Une autre particularité de l’Allemagne est le fait que les entreprises allemandes restent largement sous contrôle allemand, malgré les privatisations qui n’ont pas épargné l’Allemagne et le retrait des banques qui tendent à immobiliser moins de capitaux dans l’industrie. Les OPA restent très difficiles en Allemagne malgré les efforts de Bruxelles pour exiger le démantèlement des obstacles législatifs. Ces dernières années, seule l’entreprise Mannesmann a été attaquée par le groupe britannique Vodaphone (qui ne s’intéressait en fait qu’à la branche téléphonique, le reste des activités mécaniques et électriques étant resté sous contrôle allemand).

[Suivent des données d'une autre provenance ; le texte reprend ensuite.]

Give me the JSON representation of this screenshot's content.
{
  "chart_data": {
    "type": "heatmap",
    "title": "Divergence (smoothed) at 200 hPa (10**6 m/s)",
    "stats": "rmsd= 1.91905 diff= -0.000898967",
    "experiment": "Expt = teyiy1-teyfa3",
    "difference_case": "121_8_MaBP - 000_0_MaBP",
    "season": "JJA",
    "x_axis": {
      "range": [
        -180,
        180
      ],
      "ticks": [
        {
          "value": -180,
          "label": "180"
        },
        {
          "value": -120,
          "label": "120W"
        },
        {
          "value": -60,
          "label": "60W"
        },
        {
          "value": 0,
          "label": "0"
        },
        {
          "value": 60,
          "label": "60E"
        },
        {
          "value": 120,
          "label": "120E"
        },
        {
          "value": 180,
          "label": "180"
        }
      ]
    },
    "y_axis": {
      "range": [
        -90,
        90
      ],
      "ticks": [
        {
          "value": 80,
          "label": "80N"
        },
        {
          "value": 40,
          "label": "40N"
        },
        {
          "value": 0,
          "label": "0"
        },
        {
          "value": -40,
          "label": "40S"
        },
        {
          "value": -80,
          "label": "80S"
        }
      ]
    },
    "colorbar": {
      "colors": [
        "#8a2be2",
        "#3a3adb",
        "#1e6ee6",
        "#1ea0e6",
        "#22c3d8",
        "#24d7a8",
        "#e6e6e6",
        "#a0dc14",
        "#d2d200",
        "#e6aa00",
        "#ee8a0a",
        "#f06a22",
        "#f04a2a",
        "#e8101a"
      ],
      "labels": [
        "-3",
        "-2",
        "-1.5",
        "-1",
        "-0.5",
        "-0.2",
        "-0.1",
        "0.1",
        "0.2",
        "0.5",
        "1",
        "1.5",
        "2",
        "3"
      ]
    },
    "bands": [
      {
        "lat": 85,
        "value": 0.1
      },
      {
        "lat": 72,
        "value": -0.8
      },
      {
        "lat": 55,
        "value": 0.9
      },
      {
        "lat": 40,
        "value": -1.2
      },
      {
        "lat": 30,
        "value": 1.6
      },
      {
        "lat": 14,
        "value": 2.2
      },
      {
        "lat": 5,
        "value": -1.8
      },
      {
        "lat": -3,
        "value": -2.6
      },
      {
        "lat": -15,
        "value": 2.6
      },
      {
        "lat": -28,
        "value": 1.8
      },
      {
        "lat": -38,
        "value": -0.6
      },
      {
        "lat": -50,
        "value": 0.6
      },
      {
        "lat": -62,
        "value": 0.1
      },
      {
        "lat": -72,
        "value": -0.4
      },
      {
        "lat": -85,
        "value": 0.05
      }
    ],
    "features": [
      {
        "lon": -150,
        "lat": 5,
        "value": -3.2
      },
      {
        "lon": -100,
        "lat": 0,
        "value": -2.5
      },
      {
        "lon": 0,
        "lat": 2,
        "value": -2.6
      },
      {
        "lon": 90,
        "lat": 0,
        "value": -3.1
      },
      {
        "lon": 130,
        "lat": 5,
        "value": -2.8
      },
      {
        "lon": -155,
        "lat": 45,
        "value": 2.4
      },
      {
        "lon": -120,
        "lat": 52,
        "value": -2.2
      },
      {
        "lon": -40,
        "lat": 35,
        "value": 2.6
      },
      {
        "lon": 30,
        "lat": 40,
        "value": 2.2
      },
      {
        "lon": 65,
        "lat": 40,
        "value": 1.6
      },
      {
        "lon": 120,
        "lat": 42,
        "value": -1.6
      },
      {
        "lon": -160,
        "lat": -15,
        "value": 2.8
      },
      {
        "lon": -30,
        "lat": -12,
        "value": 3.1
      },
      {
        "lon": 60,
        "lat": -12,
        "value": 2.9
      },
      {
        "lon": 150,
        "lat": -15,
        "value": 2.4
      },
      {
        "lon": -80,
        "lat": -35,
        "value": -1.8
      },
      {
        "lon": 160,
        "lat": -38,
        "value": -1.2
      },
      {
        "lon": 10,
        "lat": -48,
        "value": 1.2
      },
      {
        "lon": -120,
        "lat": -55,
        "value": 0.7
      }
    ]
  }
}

Les capitaux allemands, même s’ils ne sont plus forcément majoritaires dans les entreprises, sont importants grâce aux fondations, caisses de retraite etc. Les blocs familiaux sont souvent restés puissants ; il y a plus de capitaux privés pour le contrôle des entreprises allemandes qu’il n’y en a en France.
En Allemagne, la production reste importante malgré les obstacles : coût financier, obstacles écologiques dans certaines industries sensibles (la chimie par exemple). Volkswagen continue de produire l’essentiel de ses voitures non seulement en Allemagne mais dans le seul Land de la Basse-Saxe qui possède encore des actions de l’entreprise. En ce qui concerne la sidérurgie, Thyssen-Krupp est restée sous contrôle allemand.
On n’a pas d’exemple, dans la grande industrie allemande, de démantèlement industriel, tout au moins de perte de contrôle national comme ce fut le cas en France ces dernières années avec la dilution de la sidérurgie dans un groupe hispano-luxembourgo-français (Arcelor) puis indo-britannique (Mittal), et d’une manière encore plus marquante, avec le démantèlement de Péchiney au sein d’un groupe d’abord canadien (Alcan) puis australien (Rio Tinto). En Allemagne, l’industrie reste encore assez fortement sous contrôle national.